Last month, The New Century School‘s lower elementary class took a walking trip to Columbus Park to visit the pumping station for Baltimore’s Inner Harbor, where the annual “Healthy Harbor Report Card” was being released. This is the second year that STEM teacher Dan McGonigal has incorporated this special event into his curriculum. Taking care of our local waterways—how to keep them clean, why they are so critically important, and what responsibility Baltimore citizens individually should assume regarding these bodies of water—is something that is near and dear to his heart:
I really embrace problems in the environment and how we can find new solutions to old problems. I think this comes from a high-school teacher who I really connected with. He was really passionate about the some of the issues going on concerning the environment, and I liked being outside, so I sort of went along with it. But then when much of what he said was going to happen has come true, I realized we really are headed in the wrong direction with the choices we make and what’s going on in the world. As a teacher, I have the opportunity to instill the value in being stewards of our environment. We should appreciate the natural world and study how to take care of it by making better choices to lessen our impact as much as possible.
Cutting right to the chase, our waterways received another overall failing grade for 2015; however, the purpose of the Healthy Harbor Report Card Release event is really about highlighting signs of improvement, explained Mr. McGonigal. Gwynns Falls, which got the first-ever passing grade in 2014 with a D– has improved to a D, for example.
You can learn more about the Healthy Harbor initiative by reading last year’s Immersed post on the subject, including all about the truly innovative Mr. Trash Wheel. Invented by Baltimore resident John Kellett and his company Clearwater Mills, this revolutionary water wheel intercepts hundreds of tons of trash before it reaches the Inner Harbor. (Good news on that score, too, by the way—as hoped, Canton is getting its own Trash Wheel!)

The water wheel in all its glory—Fun fact: trash picked up by Mr. Trash Wheel generates power for Maryland homes!
Basically, though, the Report Card is a tool that helps track progress toward the goal of making the Harbor swimmable and fishable by 2020, a goal established by the Waterfront Partnership of Baltimore together with Blue Water Baltimore. You can read the 2015 Report Card here. Said Mr. McGonigal:
There were generally very poor scores along the way. As you get further away from our waters and closer to the Chesapeake Bay, scores improve. It’s really our local waterways that show major problems. The amount of fecal matter and other contaminates show us that it’s not yet a swimmable area. Yet, there is good news, and the Report Card is better than last year’s. There are a lot of people here from all over the city and state and different parts of the government that are really trying and really have some buy-in into the future of the Patapsco River, the Inner Harbor, and the Chesapeake Bay. There are people working to make things better. There is a lot of passion there.

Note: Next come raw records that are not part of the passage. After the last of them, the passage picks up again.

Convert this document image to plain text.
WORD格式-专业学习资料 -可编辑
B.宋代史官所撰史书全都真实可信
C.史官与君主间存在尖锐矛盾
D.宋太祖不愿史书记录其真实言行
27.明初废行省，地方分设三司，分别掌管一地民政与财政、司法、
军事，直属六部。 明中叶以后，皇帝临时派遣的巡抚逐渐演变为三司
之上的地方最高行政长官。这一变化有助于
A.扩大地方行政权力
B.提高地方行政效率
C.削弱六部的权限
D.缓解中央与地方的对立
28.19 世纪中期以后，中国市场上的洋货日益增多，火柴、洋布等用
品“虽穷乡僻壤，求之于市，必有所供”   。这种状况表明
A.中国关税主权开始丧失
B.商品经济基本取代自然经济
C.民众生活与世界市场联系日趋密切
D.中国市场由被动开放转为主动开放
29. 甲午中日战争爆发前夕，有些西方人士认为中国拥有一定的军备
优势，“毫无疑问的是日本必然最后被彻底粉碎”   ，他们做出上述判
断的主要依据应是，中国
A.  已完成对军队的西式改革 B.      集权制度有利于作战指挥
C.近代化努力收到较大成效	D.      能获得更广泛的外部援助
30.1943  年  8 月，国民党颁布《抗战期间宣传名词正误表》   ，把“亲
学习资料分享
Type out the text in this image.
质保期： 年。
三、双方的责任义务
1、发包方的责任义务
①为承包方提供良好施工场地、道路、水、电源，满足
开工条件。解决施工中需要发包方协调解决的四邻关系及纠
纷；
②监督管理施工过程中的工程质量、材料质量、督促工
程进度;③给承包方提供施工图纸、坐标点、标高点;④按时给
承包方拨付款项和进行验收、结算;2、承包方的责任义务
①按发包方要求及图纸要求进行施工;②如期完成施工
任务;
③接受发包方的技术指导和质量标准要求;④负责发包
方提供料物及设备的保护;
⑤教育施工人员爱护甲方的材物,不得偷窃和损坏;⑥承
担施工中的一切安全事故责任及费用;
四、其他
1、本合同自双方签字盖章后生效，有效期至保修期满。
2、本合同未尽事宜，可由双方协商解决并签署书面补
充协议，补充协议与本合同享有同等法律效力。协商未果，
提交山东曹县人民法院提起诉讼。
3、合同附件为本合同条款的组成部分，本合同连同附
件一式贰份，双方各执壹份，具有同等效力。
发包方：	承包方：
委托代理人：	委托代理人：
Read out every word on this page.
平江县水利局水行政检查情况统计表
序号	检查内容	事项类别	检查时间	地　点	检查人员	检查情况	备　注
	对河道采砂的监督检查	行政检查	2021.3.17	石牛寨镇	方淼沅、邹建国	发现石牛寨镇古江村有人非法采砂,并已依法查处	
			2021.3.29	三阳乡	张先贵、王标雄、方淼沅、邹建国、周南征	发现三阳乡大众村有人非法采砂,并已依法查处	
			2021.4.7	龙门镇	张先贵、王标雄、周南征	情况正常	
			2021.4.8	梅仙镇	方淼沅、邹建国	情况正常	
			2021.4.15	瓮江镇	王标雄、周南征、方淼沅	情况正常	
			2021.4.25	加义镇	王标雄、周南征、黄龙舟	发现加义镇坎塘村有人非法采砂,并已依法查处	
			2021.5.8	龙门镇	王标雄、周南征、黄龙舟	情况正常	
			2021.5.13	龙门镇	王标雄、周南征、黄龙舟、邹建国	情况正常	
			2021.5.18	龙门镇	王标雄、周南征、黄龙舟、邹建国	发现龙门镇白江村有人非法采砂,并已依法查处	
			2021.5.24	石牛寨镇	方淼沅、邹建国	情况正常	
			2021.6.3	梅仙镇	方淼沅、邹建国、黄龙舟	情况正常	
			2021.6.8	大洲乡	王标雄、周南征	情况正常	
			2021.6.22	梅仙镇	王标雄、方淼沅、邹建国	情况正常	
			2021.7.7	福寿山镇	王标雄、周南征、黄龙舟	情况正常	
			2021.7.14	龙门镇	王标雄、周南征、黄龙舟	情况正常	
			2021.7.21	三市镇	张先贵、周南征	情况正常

What did the 2nd/3rd-grade class take-away from this experience? “They were able to reiterate that even though things are bad, people are working to make it better. That was my main goal. I didn’t expect them to understand every word of the speeches being delivered. The overall message is that there are a lot of people watching this, and it does matter. It’s not just me telling them—this is coming from some very important people,” said Mr. McGonigal. Such stakeholders include Blue Water Baltimore Executive Director Halle Van der Gaag, Waterfront Partnership Board Chair Michael Hankin, Director of Baltimore City Public Works Rudy Chow, Maryland State Delegate Brooke Lierman, Congressman John Sarbanes, and Baltimore Councilman James Kraft, all of whom were also in attendance for the Report Card Release.
The best part for the class was touring the inside of the works, during which they began to realize how much is involved in keeping our water clean, regarding how to maintain the structures that are in place now and keep things going in the right direction. Said Mr. McGonigal, “They were enthralled by that and even got to turn on the pumping machine.”
As with last year, the field trip was a tie-in with other class themes. “Earlier in the year we studied the ecosystem and some of the major problems in the area, which led to our rain-barrel painting project—our primary ‘action project’,” said Mr. McGonigal. Other mini action projects grew out of their task of picking an environmental problem and determining how they would solve it. These ranged from measuring water usage in the home and encouraging their families to use less to examining leftover food at grocery stores and its ultimate fate to organizing pollution pick-ups at church and educating parishioners. They were also asked to incorporate math to calculate, for example, how much water was saved in a day, then a week, then a year, and on. “They learned that small changes really can add up and began to think about what we could accomplish if we all did these things,” said Mr. McGonigal. Some students even took an engineering approach to solving their problem. The culmination of these projects was in the form of Glogster digital presentations of their problems and individual solutions.
As for ongoing Healthy Harbor initiatives, don’t miss the inaugural Baltimore Floatilla, which is a 5-mile kayak paddle from Canton Waterfront Park to the harbor to rally for clean water, followed by an afterparty with food and live music back at the park in Canton. It’s happening Saturday, June 11th!